La manifestazione, poi, nel 1976 venne ripresa con contenuti nuovi. Accanto alla fiera-mercato tradizionale, si aggiunsero infatti degli spazi espositivi dedicati all’artigianato locale di qualità. Con questi contenuti è stata organizzata fino all’estate del 2004.Il contesto socio-economico in cui tale iniziativa si inseriva è notevolmente mutato negli ultimi anni e ciò ha imposto all’Amministrazione comunale del Comune di Zollino di ripensare lo spirito di tale manifestazione, individuando nuovi obiettivi da perseguire.
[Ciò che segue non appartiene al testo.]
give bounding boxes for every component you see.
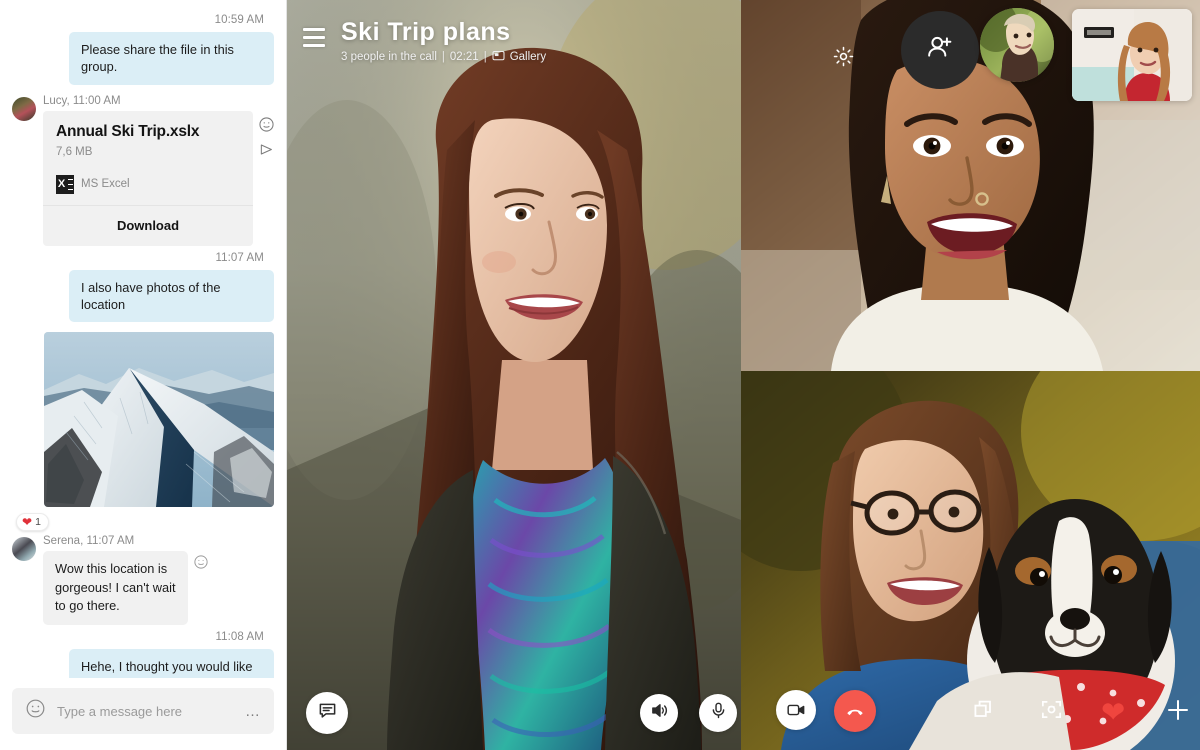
speaker-button[interactable] xyxy=(640,694,678,732)
hamburger-menu-icon[interactable] xyxy=(303,28,325,52)
file-app-label: MS Excel xyxy=(81,178,130,191)
skype-call-window: 10:59 AM Please share the file in this g… xyxy=(0,0,1200,750)
snapshot-icon xyxy=(1040,700,1063,725)
excel-file-icon: X xyxy=(56,174,74,194)
speaker-icon xyxy=(650,701,669,725)
emoji-icon[interactable] xyxy=(259,116,274,132)
participant-count: 3 people in the call xyxy=(341,51,437,63)
file-name: Annual Ski Trip.xslx xyxy=(56,122,200,140)
excel-icon-grid xyxy=(67,174,74,194)
message-row-incoming: Serena, 11:07 AM Wow this location is go… xyxy=(12,535,274,625)
main-speaker-tile[interactable]: Ski Trip plans 3 people in the call | 02… xyxy=(287,0,741,750)
call-title: Ski Trip plans xyxy=(341,18,511,46)
camera-button[interactable] xyxy=(776,690,816,730)
right-panel-controls: ❤ xyxy=(741,670,1200,750)
self-view-feed xyxy=(1072,9,1192,101)
settings-button[interactable] xyxy=(832,45,855,73)
download-button[interactable]: Download xyxy=(43,206,253,246)
message-row-photo xyxy=(12,322,274,508)
add-more-button[interactable] xyxy=(1165,697,1191,728)
heart-reaction-pill[interactable]: ❤ 1 xyxy=(16,513,49,532)
reaction-count: 1 xyxy=(35,516,41,529)
emoji-icon[interactable] xyxy=(194,555,208,574)
heart-icon: ❤ xyxy=(1101,697,1126,729)
microphone-icon xyxy=(709,701,728,725)
lucy-avatar[interactable] xyxy=(12,96,36,121)
serena-avatar[interactable] xyxy=(12,537,36,562)
photo-attachment[interactable] xyxy=(44,332,274,508)
gallery-view-icon[interactable] xyxy=(492,50,505,64)
message-sender-label: Serena, 11:07 AM xyxy=(43,535,135,548)
subtitle-separator: | xyxy=(441,51,445,63)
call-duration: 02:21 xyxy=(449,51,479,63)
participant-thumbnail-feed xyxy=(980,8,1054,82)
microphone-button[interactable] xyxy=(699,694,737,732)
file-attachment-card[interactable]: Annual Ski Trip.xslx 7,6 MB X MS Excel D… xyxy=(43,110,253,246)
message-timestamp: 10:59 AM xyxy=(214,14,264,26)
subtitle-separator: | xyxy=(483,51,487,63)
smiley-icon[interactable] xyxy=(26,699,45,723)
snowy-mountain-ridge-photo xyxy=(44,332,274,508)
chat-panel: 10:59 AM Please share the file in this g… xyxy=(0,0,287,750)
message-row-outgoing: Hehe, I thought you would like it. xyxy=(12,648,274,678)
split-view-icon xyxy=(973,700,995,725)
message-row-file: Lucy, 11:00 AM Annual Ski Trip.xslx 7,6 … xyxy=(12,95,274,246)
message-bubble-outgoing[interactable]: I also have photos of the location xyxy=(69,269,274,323)
plus-icon xyxy=(1165,700,1191,727)
message-row-outgoing: I also have photos of the location xyxy=(12,269,274,323)
message-bubble-outgoing[interactable]: Hehe, I thought you would like it. xyxy=(69,648,274,678)
more-options-icon[interactable]: … xyxy=(245,704,262,719)
participant-thumbnail-round[interactable] xyxy=(980,8,1054,82)
split-view-button[interactable] xyxy=(973,699,995,726)
participants-column: ❤ xyxy=(741,0,1200,750)
forward-icon[interactable] xyxy=(259,142,274,157)
react-heart-button[interactable]: ❤ xyxy=(1101,699,1125,728)
message-list[interactable]: 10:59 AM Please share the file in this g… xyxy=(0,0,286,678)
message-bubble-incoming[interactable]: Wow this location is gorgeous! I can't w… xyxy=(43,551,188,625)
add-person-icon xyxy=(925,33,955,68)
chat-toggle-button[interactable] xyxy=(306,692,348,734)
end-call-button[interactable] xyxy=(834,690,876,732)
main-video-feed xyxy=(287,0,741,750)
view-mode-label[interactable]: Gallery xyxy=(510,51,546,63)
file-size: 7,6 MB xyxy=(56,145,93,158)
heart-icon: ❤ xyxy=(22,515,33,530)
message-bubble-outgoing[interactable]: Please share the file in this group. xyxy=(69,32,274,85)
snapshot-button[interactable] xyxy=(1040,698,1063,726)
call-header: Ski Trip plans 3 people in the call | 02… xyxy=(287,0,741,64)
video-camera-icon xyxy=(776,690,816,730)
reaction-row: ❤ 1 xyxy=(12,507,274,532)
message-actions xyxy=(259,116,274,157)
hangup-phone-icon xyxy=(834,690,876,732)
search-input[interactable] xyxy=(57,703,233,719)
message-timestamp: 11:08 AM xyxy=(215,630,264,643)
gear-icon xyxy=(832,46,855,72)
call-controls xyxy=(287,666,741,750)
message-composer[interactable]: … xyxy=(12,688,274,734)
message-row-outgoing: Please share the file in this group. xyxy=(12,32,274,85)
add-person-button[interactable] xyxy=(901,11,979,89)
excel-icon-letter: X xyxy=(56,174,67,194)
message-timestamp: 11:07 AM xyxy=(215,251,264,264)
call-subtitle: 3 people in the call | 02:21 | Gallery xyxy=(341,50,546,64)
composer-area: … xyxy=(0,678,286,750)
self-view-thumbnail[interactable] xyxy=(1072,9,1192,101)
message-sender-label: Lucy, 11:00 AM xyxy=(43,94,121,107)
chat-bubble-icon xyxy=(318,701,337,725)
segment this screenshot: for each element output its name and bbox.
In particolare, dopo una attenta analisi della realtà economica del nostro paese, ha caratterizzato le ultime edizioni della “Fiera di San Giovanni” puntando l’attenzione sull’agricoltura e sui prodotti alimentari di qualità e sulle ricadute in termini di turismo rurale e sostenibile. Ciò partendo dalla convinzione che il Comune è l’entità territoriale più idonea ad esprimere il legame dell’uomo con il mondo rurale e con quello che resta della civiltà contadina.

Nello specifico si è ormai avviata con successo una campagna promozionale basata principalmente sulla tutela e sulla valorizzazione dei prodotti tipici della nostra terra: il “pisello nano”, le “fave di Zollino” e la “sceblasti” (originale pane saporito particolarmente gustoso e ricco di ingredienti).